HMI's forked tongue
HOW SAD that a scathing HMI report on the state of modern language teaching has to appear just as Scotland is preparing to take up its own place in Europe.
The shortcomings of both primary language teaching and compulsory four-year secondary study are well known to most French, German, Spanish and Italian teachers. The first-year class whose competence depends not only on the teaching style, but also on the linguistic competence of upper primary teachers; the third or fourth-year class of disaffected and demotivated pupils (often mostly boys) who see little relevance in languages.
But the infamous "crap" subject for the infamous demotivated pupil can and does come to life for lots of skilled teachers in Scotland who are blessed with decent resources and highly committed colleagues.
Problems have been and will continue to be overcome. However, there is one fundamental issue that has underpinned language teaching in Scotland at all levels. Resource material, with few exceptions, is published by the major publishers based variously in Oxford, Walton-on-Thames, Cheltenham and so on. I have reviewed modern languages materials for The TES Scotland for 15 years. Throughout that time, I have made it my business to look at resources from both an English and Scottish perspective. (I taught in England for four years and worked in an English exam board before returning to Scotland.) In 1992, I decided that subtle mentions of the problem were getting nowhere. I suggested that publishers should go further than simply recognise the existence of Standard and Higher grades with the ubiquitous phrases "also suitable for Standard grade" and "in line with Scottish guidelines". Teachers in Scottish departments do not want notes and complex grid references for the English national curriculum and GCSE. They need their own.

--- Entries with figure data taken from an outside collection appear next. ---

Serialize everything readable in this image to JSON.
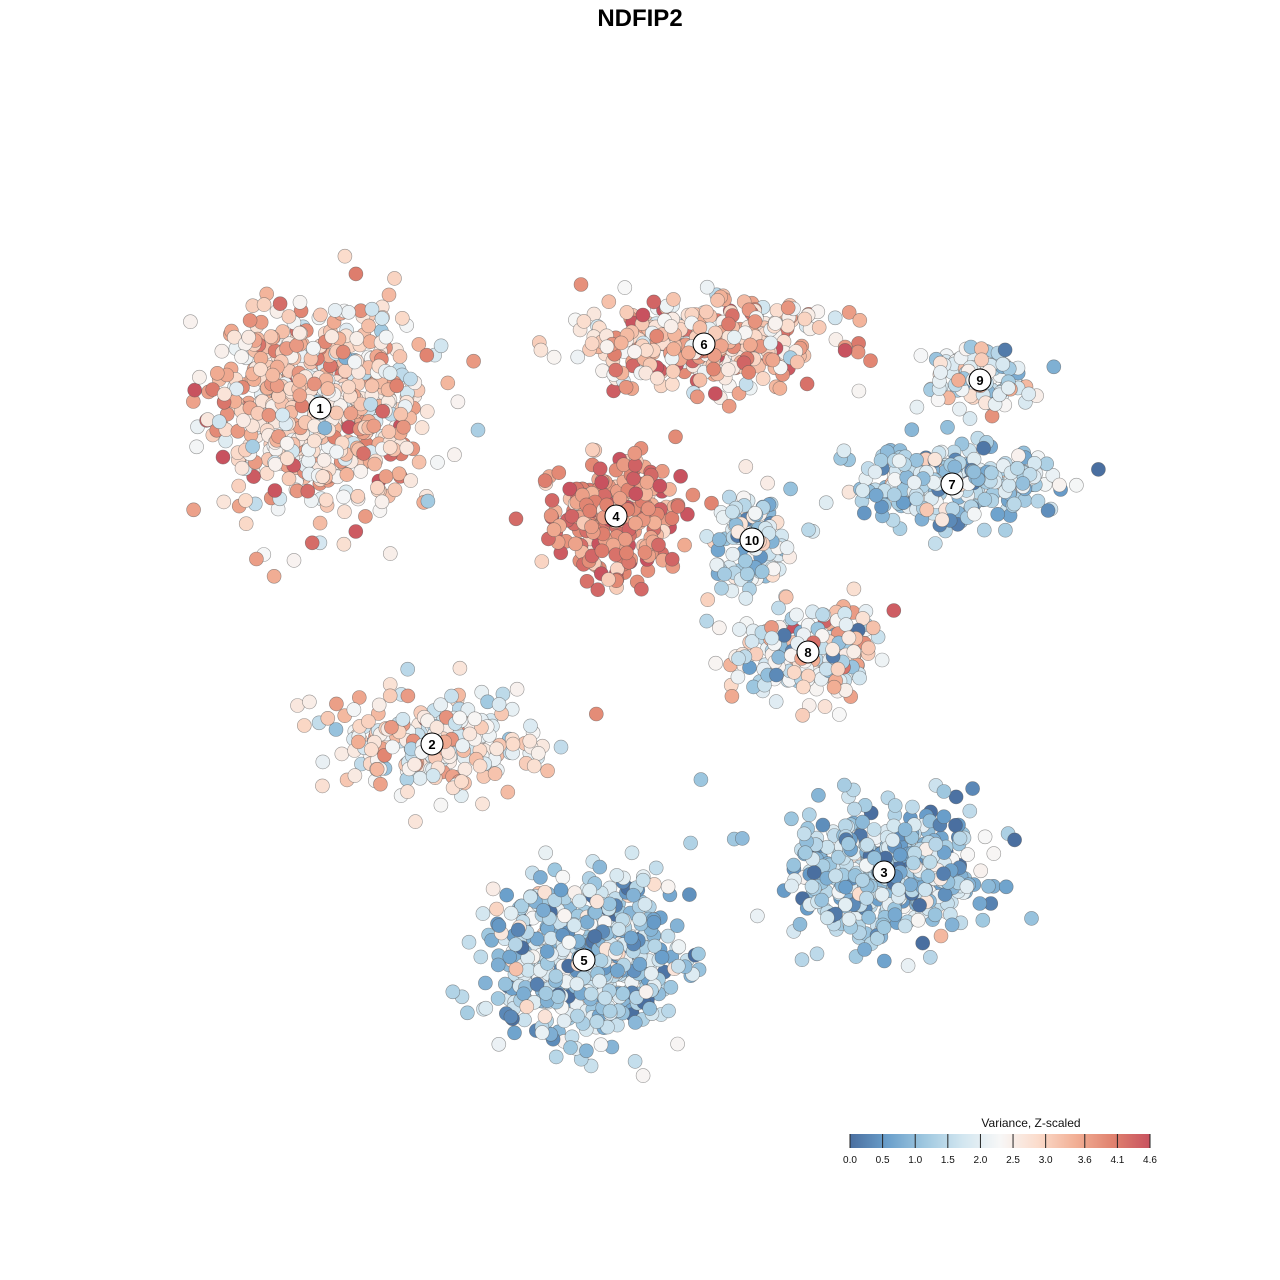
{
  "chart_data": {
    "type": "scatter",
    "title": "NDFIP2",
    "xlabel": "",
    "ylabel": "",
    "grid": false,
    "axes_visible": false,
    "legend_placement": "bottom-right",
    "colorbar": {
      "title": "Variance, Z-scaled",
      "range": [
        0.0,
        4.6
      ],
      "ticks": [
        "0.0",
        "0.5",
        "1.0",
        "1.5",
        "2.0",
        "2.5",
        "3.0",
        "3.6",
        "4.1",
        "4.6"
      ],
      "tick_values": [
        0.0,
        0.5,
        1.0,
        1.5,
        2.0,
        2.5,
        3.0,
        3.6,
        4.1,
        4.6
      ],
      "colors": [
        "#4a6fa0",
        "#6a9fcb",
        "#9fc8e0",
        "#d2e6f0",
        "#f7f7f7",
        "#fbdccc",
        "#f2b096",
        "#e0826f",
        "#c8525f"
      ]
    },
    "clusters": [
      {
        "label": "1",
        "x": -8.0,
        "y": 5.8,
        "mean_expression": 2.9
      },
      {
        "label": "2",
        "x": -5.2,
        "y": -2.6,
        "mean_expression": 2.6
      },
      {
        "label": "3",
        "x": 6.1,
        "y": -5.8,
        "mean_expression": 1.2
      },
      {
        "label": "4",
        "x": -0.6,
        "y": 3.1,
        "mean_expression": 3.9
      },
      {
        "label": "5",
        "x": -1.4,
        "y": -8.0,
        "mean_expression": 1.4
      },
      {
        "label": "6",
        "x": 1.6,
        "y": 7.4,
        "mean_expression": 3.2
      },
      {
        "label": "7",
        "x": 7.8,
        "y": 3.9,
        "mean_expression": 1.5
      },
      {
        "label": "8",
        "x": 4.2,
        "y": -0.3,
        "mean_expression": 2.2
      },
      {
        "label": "9",
        "x": 8.5,
        "y": 6.5,
        "mean_expression": 2.0
      },
      {
        "label": "10",
        "x": 2.8,
        "y": 2.5,
        "mean_expression": 1.6
      }
    ]
  }
}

Costly investment in excellent multimedia courses left departments still with time-consuming preparation of Standard grade syllabuses and assessment programmes. Publication of national 5-14 guidelines for modern European languages in February 1993 made no discernible difference to newly published resources.
Five years on, though, there is good news. Thomas Nelson and Oxford University Press have led the way in producing 5-14 teacher guidelines for their major courses: Route Nationale, Zickzack Neu and Equipe. Make enough noise and someone eventually listens. In this case, the person who made the noise was given the job. It has meant hours and hours in front of a screen surrounded by books, worksheets, activity cards and, of course, the national guidelines.
Researching the work, I spoke to teachers and was shocked at how many admitted to not having seen the Scottish Office document. Asking for their advice on the subject, I was frequently told that I "would know a lot more about it all" than they did. I have been out of the classroom for nearly two years and know "all about it" only by combing through every last detail of the document.
Teachers said they were "desperate to have anything" that linked with 5-14 because they were under increasing pressure from management and the directorate to come into line with other subject areas.
We are now faced with an extraordinary situation. At last, some English-based publishers commission detailed 5-14 correlation documents and referenced contents guides for a total of nine books; five for 5-14 and four for Standard grade. Yet we are told that the most scathing report ever produced by the Inspectorate is to prompt a "substantial overhaul of modern language teaching in primary and secondary".
Before embarking on the work in April of this year, I was given an absolute assurance from the highest levels that there were "absolutely no plans to review the national guidelines for modern European languages 5-14 in the foreseeable future".
So what exactly are we to expect from this review? A new document? A revised version of the same? Will these then give birth to a baby Higher Still replacing the now mature Standard grade?
It is hardly surprising that publishers have paid scant attention to the Scottish system. It is laudable that they have finally conceded. It is appalling that their new materials may already have inbuilt obsolescence.
Let us hope that teachers, five years after publication of any newly reviewed national guidelines, will have immediate access to them and be required to read them and work with them. Surely they will then appreciate that a hard-fought battle with publishers has been won. Commercial courses have guidelines for Scotland. The guidelines can be implemented successfully and the future of modern languages in our schools and a bilingual place in Europe can be secured.
Eleanor Caldwell is a modern languages specialist and freelance writer.